Moving on, Jed is off chatting up other girls he'd potentially like to rape and Caitlin is all forlorn about it while telling herself she should be thrilled with Laurence. So what do we do in this situation? We throw a party! Only Caitlin has to get more depressed because Jed is there and he keeps throwing her these looks as sophomore girls keep falling over him and so forth. So Laurence takes her home. Then she has to go to the library, and I swear to God that was the most boring chapter I've ever read even with all the accidentally running into Jed that gives Caitlin another opportunity to cry. Seriously, Caitlin needs more bibliographic information on Wuthering Heights, so she has to go to the card catalog and she finds a book she needs in the closed stacks and, you know, I AM a librarian and I couldn't take it.

So after this chapter I started to skim pretty rapidly, which is all you need to do with these books. Caitlin discovers that Jed has been invited to go to DC with Tara so they can not have sex in her house, so what does Caitlin do? Well, she goes on another ride, of course! In the dark, but more sedately than at first, so she can forget all her problems but then get locked out of her dorm. Her roommate lets her in, so like that was a big problem. Then Caitlin fesses up to her, and she's all understanding. So then Caitlin, who has recently discovered that riding horses is therapeutic and has I guess invented this practice by sticking Ian up on her horse, Duster, goes off and tells Ian, who does not accept her apology and essentially gives her the cold shoulder. Then she tells his mom, who's all "oh, I should be angry but you've been so nice so I forgive you" or something like that.

Then there's some fox hunt or something. Whatever.

All of this leads up to the senior class picnic, which takes place on some Ryan Mining property. I know. GREAT place to have a picnic, right? When they get there they discover it's basically been strip mined or something equally awful. So, Caitlin, filled with the urge to do the right thing, sets off to go look in one of these mines so she can tell her grandmother how horrible she is for wasting the environment or something. Like she knows what's she's going to go look at. Anyway. She troops off into the mine, Laurence follows her, and then he trips and runs into a support beam and all this wacky stuff happens to the point where ultimately Jed is trying to save Caitlin from the mine as water starts to fill in the gaping hole and threatens to drown her.

But of course everyone is okay. Magically state troopers appear and everyone goes to the hospital. Faced with her imminent death (although she is not at all dying), everyone forgives Caitlin and Caitlin forgives her father for being nice and eager to reenter her life. And her grandmother tells her that she's been a cold bitch, but always loved her and wanted the best for her. And Laurence breaks up with Caitlin because he knows she loves Jed, and then Jed and Caitlin hug and ALL IS WELL because she's in love with her almost-rapist, who has now forgiven her for making him want to date rape her. Dandy!

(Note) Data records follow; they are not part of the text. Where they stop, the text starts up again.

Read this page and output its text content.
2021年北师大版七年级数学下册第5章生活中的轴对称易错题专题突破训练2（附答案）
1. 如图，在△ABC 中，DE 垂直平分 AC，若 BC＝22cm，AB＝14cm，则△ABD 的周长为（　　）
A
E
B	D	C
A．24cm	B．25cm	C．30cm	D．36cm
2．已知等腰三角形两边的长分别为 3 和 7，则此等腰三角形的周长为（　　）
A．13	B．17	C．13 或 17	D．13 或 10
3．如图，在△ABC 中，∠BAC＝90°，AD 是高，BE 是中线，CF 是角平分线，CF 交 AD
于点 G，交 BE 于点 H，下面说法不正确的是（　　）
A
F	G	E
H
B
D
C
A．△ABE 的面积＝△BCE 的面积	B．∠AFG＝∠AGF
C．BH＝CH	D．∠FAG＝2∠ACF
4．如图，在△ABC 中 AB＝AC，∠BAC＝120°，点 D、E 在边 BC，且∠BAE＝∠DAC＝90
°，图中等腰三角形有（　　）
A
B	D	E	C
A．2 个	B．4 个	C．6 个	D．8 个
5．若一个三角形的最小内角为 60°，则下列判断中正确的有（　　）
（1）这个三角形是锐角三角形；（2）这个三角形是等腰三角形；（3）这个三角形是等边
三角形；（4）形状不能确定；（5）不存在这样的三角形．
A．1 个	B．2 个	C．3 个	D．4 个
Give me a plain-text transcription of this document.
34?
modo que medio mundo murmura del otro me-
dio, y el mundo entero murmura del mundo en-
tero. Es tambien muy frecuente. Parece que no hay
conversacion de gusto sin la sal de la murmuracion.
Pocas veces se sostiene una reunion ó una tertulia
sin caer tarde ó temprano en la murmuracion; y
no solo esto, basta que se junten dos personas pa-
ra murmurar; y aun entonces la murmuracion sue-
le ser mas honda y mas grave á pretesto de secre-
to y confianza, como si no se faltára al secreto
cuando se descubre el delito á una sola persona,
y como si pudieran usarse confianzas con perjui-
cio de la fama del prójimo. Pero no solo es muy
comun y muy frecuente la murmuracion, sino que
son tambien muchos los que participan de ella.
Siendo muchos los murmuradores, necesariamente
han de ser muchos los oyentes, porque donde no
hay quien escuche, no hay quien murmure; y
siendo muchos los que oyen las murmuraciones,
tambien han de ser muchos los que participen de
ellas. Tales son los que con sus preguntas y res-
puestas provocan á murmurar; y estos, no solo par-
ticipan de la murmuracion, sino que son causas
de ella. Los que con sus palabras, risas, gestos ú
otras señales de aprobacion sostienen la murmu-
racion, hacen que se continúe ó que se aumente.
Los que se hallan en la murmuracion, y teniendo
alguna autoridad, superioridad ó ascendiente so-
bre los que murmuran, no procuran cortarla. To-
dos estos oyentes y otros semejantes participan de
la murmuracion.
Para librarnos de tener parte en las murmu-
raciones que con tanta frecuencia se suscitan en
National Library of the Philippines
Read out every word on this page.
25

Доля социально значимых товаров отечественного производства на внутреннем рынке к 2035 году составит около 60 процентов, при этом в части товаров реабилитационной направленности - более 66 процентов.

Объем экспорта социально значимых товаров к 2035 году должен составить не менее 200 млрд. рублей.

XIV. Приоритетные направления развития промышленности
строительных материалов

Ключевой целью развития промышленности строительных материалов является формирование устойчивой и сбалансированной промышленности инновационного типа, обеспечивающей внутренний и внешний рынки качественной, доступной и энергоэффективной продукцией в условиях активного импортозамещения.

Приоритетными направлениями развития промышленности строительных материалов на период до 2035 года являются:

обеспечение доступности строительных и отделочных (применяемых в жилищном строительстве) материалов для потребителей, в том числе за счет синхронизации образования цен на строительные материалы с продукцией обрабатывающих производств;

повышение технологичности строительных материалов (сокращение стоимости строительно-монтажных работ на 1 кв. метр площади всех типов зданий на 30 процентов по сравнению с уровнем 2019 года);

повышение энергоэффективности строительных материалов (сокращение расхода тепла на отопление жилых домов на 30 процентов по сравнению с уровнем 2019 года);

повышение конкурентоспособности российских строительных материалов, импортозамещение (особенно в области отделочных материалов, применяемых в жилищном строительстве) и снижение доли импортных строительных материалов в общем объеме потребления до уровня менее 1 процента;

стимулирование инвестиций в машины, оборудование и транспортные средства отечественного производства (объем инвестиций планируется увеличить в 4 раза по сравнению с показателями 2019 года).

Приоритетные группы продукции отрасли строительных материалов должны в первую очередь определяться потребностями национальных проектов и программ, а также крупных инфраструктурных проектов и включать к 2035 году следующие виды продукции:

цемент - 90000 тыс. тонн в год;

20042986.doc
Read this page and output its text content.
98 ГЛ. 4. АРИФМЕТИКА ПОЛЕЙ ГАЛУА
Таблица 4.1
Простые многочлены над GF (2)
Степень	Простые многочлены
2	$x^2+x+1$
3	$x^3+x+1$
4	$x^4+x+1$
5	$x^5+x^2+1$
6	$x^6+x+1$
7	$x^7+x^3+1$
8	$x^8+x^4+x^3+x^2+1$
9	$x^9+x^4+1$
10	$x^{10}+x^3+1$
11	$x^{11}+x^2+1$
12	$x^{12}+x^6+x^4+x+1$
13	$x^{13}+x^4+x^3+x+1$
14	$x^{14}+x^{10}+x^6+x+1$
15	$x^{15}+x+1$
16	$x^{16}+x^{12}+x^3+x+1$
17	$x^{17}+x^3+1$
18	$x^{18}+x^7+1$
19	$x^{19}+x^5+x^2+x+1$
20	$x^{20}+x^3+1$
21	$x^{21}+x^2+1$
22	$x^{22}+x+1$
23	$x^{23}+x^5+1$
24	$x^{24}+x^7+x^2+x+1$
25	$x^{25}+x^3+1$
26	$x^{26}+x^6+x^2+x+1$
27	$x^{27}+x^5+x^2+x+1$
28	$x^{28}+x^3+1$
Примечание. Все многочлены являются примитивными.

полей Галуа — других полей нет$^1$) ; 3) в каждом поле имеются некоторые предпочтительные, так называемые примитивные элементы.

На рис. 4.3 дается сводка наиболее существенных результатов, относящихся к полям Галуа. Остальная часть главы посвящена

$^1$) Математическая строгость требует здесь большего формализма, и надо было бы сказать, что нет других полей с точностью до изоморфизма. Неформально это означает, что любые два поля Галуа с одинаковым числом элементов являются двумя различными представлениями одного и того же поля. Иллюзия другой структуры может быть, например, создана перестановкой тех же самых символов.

So that's the Love Trilogy. There are two more trilogies that I will not be reading, but if you're just desperate for more Caitlin, The Dairi Burger is recapping them in hilarious fashion. In fact, she's just posted Tender Promises, one of the Promise Trilogy and sequel (I think) to this book, and it does involve drama, cat fighting, and some sort of horse race. It's just that I can't take this anymore and officially call my Caitlin venture complete.

I'm going back to Thoroughbred next for more camp shenanigans!

2 comments:

Monique said...

you know, Caitlin looks like a really fat Yasmin Bleeth. (from Baywatch, back in the day)

Anonymous said...

Really fat yasmin bleeth? Back then, that girl would be considered healthy and slender.

Have we moved on from these horrific 80's to move backwards in the 00's?